XHAP-FM
- Ciudad Obregón, Sonora; Mexico;
- Frequency: 96.9 FM
- Branding: La Número Uno

Programming
- Format: Grupera

Ownership
- Owner: Grupo Radiorama; (XEAP, S.A. de C.V.);
- Operator: Bura Grupo Multimedia
- Sister stations: XHESO-FM, XHOBS-FM

History
- First air date: March 8, 1936 (concession)

Technical information
- Licensing authority: CRT
- Class: B1
- ERP: 25 kW
- HAAT: 56.5 m (185 ft)
- Transmitter coordinates: 27°30′04″N 109°38′57″W﻿ / ﻿27.50111°N 109.64917°W

Links
- Webcast: Listen live
- Website: radioramasonora.com

= XHAP-FM =

Radio station in Ciudad Obregón, Sonora, Mexico

XHAP-FM is a radio station on 96.9 FM in Ciudad Obregón, Sonora, Mexico.

== History ==
XEAP-AM received its concession on March 8, 1936, broadcasting with 100 watts on 1290 kHz and owned by Emilio Manzanilla. After his death, his successors continued to own the station, now at 1,000 watts, until 1982. It was then operated by Radiorama, and later by Grupo García de León. Ultimately, Radiorama took control of the station again, and it was under Radiorama in 2012 that XHAP-FM 96.9 came to air.

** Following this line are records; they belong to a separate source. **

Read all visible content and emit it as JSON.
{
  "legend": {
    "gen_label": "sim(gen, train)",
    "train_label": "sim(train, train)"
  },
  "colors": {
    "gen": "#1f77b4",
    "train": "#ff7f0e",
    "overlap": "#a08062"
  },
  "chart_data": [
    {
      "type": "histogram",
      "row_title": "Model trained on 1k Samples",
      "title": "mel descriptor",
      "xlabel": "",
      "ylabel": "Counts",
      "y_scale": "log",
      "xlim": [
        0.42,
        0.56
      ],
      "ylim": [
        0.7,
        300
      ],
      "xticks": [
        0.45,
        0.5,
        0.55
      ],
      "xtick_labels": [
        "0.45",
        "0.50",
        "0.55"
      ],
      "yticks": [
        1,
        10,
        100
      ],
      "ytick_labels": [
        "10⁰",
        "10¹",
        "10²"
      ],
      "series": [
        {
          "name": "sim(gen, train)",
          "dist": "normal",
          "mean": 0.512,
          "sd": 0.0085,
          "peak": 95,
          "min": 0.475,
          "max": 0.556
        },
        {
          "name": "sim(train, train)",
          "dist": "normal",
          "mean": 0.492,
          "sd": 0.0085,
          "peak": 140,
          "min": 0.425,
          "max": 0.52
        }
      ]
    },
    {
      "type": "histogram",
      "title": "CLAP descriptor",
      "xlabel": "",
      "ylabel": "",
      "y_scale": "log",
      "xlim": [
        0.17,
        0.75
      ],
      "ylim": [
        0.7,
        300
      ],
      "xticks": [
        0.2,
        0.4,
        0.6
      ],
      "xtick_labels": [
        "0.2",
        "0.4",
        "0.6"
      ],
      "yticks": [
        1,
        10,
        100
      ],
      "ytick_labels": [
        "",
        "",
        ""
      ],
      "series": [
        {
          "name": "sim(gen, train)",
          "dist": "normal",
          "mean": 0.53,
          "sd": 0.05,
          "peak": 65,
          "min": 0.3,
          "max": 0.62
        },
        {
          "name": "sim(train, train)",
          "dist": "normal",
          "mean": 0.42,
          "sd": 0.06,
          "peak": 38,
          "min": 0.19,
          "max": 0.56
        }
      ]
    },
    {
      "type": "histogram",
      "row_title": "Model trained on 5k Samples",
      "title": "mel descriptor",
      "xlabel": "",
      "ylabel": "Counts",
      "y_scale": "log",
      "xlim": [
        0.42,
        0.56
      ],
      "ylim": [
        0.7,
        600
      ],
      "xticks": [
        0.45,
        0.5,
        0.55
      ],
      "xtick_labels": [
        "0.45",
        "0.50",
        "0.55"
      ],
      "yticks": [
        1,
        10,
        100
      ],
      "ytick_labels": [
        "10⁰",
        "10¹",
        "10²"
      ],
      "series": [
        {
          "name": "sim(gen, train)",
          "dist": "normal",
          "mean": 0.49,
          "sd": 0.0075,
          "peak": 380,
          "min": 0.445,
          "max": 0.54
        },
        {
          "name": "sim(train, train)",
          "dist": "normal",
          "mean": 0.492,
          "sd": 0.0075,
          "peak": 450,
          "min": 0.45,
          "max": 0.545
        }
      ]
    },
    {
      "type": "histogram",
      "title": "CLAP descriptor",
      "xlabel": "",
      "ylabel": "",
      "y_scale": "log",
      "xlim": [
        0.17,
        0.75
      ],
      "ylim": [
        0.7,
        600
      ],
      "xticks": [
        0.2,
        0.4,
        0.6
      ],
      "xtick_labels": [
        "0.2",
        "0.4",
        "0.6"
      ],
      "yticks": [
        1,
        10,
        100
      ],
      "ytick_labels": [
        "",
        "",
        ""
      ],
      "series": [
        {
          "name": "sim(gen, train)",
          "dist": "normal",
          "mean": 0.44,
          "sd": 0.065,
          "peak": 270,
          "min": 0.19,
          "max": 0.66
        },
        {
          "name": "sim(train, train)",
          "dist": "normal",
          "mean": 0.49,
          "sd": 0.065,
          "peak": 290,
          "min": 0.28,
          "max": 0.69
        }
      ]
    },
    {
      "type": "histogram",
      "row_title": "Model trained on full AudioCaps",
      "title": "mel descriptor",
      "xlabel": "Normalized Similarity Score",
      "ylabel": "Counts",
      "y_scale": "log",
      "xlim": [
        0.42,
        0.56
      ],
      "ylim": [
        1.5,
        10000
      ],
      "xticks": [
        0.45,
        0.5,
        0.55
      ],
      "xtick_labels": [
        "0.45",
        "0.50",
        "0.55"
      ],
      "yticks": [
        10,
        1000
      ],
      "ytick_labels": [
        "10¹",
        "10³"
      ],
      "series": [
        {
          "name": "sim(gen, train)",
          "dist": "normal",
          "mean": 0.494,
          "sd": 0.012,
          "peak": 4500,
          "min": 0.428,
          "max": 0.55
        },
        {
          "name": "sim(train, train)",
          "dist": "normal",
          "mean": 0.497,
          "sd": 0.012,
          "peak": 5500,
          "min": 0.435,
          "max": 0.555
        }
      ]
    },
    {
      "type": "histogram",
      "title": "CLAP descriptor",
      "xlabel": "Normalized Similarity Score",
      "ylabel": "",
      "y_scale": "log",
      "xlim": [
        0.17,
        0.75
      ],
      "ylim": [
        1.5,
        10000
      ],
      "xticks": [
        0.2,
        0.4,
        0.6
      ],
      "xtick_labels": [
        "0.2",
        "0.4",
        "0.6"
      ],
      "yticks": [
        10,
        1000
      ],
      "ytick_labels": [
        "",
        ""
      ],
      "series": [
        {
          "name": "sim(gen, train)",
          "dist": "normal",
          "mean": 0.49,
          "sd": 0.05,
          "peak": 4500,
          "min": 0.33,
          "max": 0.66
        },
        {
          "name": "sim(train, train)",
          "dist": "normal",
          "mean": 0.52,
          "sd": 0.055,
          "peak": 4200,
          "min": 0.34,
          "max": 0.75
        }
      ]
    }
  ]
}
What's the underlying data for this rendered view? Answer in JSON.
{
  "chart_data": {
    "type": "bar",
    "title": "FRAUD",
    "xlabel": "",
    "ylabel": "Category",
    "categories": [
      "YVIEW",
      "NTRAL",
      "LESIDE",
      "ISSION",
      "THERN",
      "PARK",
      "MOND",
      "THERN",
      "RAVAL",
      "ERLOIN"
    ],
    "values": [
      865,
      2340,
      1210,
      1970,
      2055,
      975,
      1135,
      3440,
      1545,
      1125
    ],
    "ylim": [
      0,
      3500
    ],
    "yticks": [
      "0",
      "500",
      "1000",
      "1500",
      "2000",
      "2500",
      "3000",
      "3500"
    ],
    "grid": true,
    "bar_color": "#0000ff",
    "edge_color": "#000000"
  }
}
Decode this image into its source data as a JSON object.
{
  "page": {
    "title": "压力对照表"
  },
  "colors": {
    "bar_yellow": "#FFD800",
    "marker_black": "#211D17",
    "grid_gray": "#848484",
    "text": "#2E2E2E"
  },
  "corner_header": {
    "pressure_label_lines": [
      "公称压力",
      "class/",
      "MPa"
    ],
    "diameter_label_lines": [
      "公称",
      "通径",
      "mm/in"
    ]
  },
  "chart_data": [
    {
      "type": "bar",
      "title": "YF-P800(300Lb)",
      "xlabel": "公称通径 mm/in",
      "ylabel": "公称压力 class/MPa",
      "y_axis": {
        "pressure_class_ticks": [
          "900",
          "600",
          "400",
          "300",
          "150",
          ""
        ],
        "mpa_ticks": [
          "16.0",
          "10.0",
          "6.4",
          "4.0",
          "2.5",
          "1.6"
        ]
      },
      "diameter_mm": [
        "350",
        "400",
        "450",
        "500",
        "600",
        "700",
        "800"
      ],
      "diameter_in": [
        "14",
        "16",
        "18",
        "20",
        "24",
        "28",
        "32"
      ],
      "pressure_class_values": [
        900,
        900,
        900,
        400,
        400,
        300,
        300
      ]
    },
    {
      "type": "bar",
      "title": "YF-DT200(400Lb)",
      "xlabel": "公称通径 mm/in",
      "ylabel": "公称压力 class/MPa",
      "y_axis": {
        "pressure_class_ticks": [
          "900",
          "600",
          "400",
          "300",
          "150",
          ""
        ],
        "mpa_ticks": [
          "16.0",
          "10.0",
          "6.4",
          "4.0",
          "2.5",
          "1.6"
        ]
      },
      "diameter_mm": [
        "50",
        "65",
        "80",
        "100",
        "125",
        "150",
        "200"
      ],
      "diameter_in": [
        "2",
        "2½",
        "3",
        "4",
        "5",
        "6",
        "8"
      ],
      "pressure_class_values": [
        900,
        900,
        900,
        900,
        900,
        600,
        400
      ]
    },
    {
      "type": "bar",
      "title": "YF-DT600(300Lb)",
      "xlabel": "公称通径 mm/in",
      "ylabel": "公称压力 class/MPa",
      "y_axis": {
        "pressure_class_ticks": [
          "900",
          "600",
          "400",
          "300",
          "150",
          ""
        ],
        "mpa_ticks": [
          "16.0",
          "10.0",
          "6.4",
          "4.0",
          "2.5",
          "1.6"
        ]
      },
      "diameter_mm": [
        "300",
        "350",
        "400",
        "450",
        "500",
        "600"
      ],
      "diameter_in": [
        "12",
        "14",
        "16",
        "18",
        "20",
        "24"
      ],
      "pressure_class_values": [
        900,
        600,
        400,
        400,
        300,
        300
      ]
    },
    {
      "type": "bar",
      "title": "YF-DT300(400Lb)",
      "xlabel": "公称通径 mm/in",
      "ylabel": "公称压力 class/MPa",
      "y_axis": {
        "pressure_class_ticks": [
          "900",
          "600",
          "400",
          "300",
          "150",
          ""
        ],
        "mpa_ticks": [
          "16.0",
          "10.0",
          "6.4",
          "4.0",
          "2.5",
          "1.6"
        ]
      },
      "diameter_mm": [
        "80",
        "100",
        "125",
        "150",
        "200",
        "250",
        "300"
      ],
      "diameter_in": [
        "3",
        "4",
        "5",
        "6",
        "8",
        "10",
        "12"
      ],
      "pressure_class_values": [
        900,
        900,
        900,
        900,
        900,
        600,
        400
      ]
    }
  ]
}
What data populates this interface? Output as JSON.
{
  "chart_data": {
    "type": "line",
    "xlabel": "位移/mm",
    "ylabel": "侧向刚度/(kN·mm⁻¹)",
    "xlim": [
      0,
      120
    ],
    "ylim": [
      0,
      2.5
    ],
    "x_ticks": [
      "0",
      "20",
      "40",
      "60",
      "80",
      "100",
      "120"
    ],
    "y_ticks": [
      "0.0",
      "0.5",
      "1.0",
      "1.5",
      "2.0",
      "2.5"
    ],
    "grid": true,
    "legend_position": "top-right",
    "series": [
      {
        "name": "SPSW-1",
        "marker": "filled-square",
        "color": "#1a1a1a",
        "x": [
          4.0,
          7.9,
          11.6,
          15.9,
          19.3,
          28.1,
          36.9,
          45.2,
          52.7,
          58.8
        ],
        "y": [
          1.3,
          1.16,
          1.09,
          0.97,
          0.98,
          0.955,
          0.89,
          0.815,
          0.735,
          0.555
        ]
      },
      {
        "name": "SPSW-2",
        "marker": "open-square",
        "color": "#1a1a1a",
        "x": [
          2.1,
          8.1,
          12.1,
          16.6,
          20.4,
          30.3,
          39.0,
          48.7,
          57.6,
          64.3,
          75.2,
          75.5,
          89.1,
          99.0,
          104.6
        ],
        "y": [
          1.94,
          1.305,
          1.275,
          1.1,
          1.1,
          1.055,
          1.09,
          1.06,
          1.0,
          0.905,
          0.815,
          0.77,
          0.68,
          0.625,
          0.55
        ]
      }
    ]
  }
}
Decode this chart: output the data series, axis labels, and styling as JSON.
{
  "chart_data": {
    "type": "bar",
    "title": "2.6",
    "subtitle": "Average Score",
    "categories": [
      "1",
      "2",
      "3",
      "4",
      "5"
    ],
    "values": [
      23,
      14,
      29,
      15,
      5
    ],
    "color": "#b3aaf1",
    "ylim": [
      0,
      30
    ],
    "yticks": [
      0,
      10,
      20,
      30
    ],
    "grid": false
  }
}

Radiorama largely exited Sonora in the early 2010s, leaving most of its stations there to Larsa to operate.

On June 4, 2019, ISA Corporativo, an outdoor advertising company, entered broadcasting by assuming operations of XHAP and XHOBS-FM 92.1. While XHAP's format was retained, ISA instituted a new news service powered by the Diario del Yaqui and Diario del Mayo newspapers.

ISA ceased radio operations throughout the state of Sonora on December 31, 2021. A new format under direct Radiorama management, the Studio English classic hits brand, was debuted in February 2022. It was used for four months before Con Madre, a grupera format, moved from XHOBS in June upon an operator change, 3 days later they undo the changes and return to Studio.

On September 1, 2025, XHAP 96.9 and XHSN-FM in Nogales leased to Bura Multimedia management based in Hermosillo, resulting the Studio format moved to XHESO-FM 104.9.